Saturday, November 27, 2010

What the what?

I dare you to draw me!
I like to go to proper classical life drawing sessions, but sometimes it's fun to just kick back and do something different. Being in Toronto, I'm lucky enough to have some options available to me.  One of them is the Toronto branch of Dr. Sketchy's.  The poses are short, the models are burlesque dancers and the like, so there are fun costumes to work with, there are contests during the session and there's always a fun playlist to work to. Also, it's at a pub so you can have a pint or a cocktail and chat with your friends between poses.

For one reason or another, I hadn't been able to go for a long time, so it was fun to get back to it the the other week. The model was Mena Von Fleisch, expectant with twins, and she was fantastic. I did some drawings that turned out okay, and generally just had a great time. 

Her first costume included a very angry-looking skull and giant skeleton hands and feet.

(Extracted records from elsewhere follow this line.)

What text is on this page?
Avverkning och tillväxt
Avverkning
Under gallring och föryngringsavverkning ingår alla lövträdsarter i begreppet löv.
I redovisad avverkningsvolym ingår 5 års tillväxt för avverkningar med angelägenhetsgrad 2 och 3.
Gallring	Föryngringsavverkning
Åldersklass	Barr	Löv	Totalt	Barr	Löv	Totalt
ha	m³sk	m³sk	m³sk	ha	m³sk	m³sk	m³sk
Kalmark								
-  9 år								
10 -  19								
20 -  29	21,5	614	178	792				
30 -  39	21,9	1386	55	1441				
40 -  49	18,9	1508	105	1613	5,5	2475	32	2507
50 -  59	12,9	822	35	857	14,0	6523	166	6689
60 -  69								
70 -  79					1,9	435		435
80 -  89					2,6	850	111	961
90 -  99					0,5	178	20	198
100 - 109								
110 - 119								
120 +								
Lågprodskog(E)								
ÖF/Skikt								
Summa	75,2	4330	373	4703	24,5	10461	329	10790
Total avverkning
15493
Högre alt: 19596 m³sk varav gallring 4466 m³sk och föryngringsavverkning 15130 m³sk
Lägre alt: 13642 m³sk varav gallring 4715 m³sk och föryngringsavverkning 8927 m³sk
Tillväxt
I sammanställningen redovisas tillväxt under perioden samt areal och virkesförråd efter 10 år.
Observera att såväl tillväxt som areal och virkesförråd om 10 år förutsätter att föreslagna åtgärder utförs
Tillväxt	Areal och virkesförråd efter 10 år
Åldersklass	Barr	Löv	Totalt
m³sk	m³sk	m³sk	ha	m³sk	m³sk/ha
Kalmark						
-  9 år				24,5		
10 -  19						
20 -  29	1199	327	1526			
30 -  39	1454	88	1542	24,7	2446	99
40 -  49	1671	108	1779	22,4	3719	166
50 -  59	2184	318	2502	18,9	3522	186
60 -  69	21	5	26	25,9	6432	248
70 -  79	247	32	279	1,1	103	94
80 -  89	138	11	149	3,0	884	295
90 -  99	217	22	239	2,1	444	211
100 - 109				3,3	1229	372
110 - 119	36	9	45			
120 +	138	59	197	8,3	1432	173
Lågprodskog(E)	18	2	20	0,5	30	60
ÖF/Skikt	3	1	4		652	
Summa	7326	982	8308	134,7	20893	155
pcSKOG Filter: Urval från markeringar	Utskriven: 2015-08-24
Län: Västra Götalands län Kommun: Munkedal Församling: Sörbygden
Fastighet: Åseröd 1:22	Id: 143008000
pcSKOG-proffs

Speaking of contests, here are my contest entries from the night.

The first  one was a one-minute pose that I tinkered with between poses and between sets, and I submitted it at the end of the night as my "best of the night" entry. 

The other one was a five-minute pose, with an additional three minutes to come up with our best incorporation of a monster. I was just happy that the monster was recognizable enough that I didn't have to explain who it is supposed to be. And it got some applause from the crowd, which was nice.

After I got home from the session, I uploaded these drawings to the Facebook group page for Dr Sketchy's Toronto. The model liked them, and tagged herself, which was also nice. 

A few days later when I tried to connect to Facebook I had about eight warning alerts that I had violated the terms of service for Facebook by uploading offensive material.  Both drawings were deleted by the Facebook admins. As near as I can figure, the perceived nudity is what set someone off and got the drawings reported. (For the record, the model's costume included sequined pasties, so technically there is no nudity here.) 

tutu = not scary
Keela Watts, the model at the following session, was generally less threatening to those with easily offended eyeballs.  Her costumes covered the more alarming body parts, at least.

The model was great, had a fantastic and charming energy, and the session was a lot of fun.

Here's the really interesting bit. I've been doing life drawing for a while (like, years) and have uploaded my work to my Facebook photo gallery before this with never a batted eyelash. For example, these drawings here, with actually nude models had been up for a year and a half. 

I've taken them off my Facebook life drawing gallery now, so they just live here on my blog or over on my deviantArt gallery.

Personally, I don't get it. The human form is marvelous and complex, and I don't get how creating something that shows that would never be perceived as threatening or offensive. But there are a lot of things about the world that I don't get. But I guess that's what makes me so darned controversial.  Imagine that! Little old me. I guess now I'm a real artist.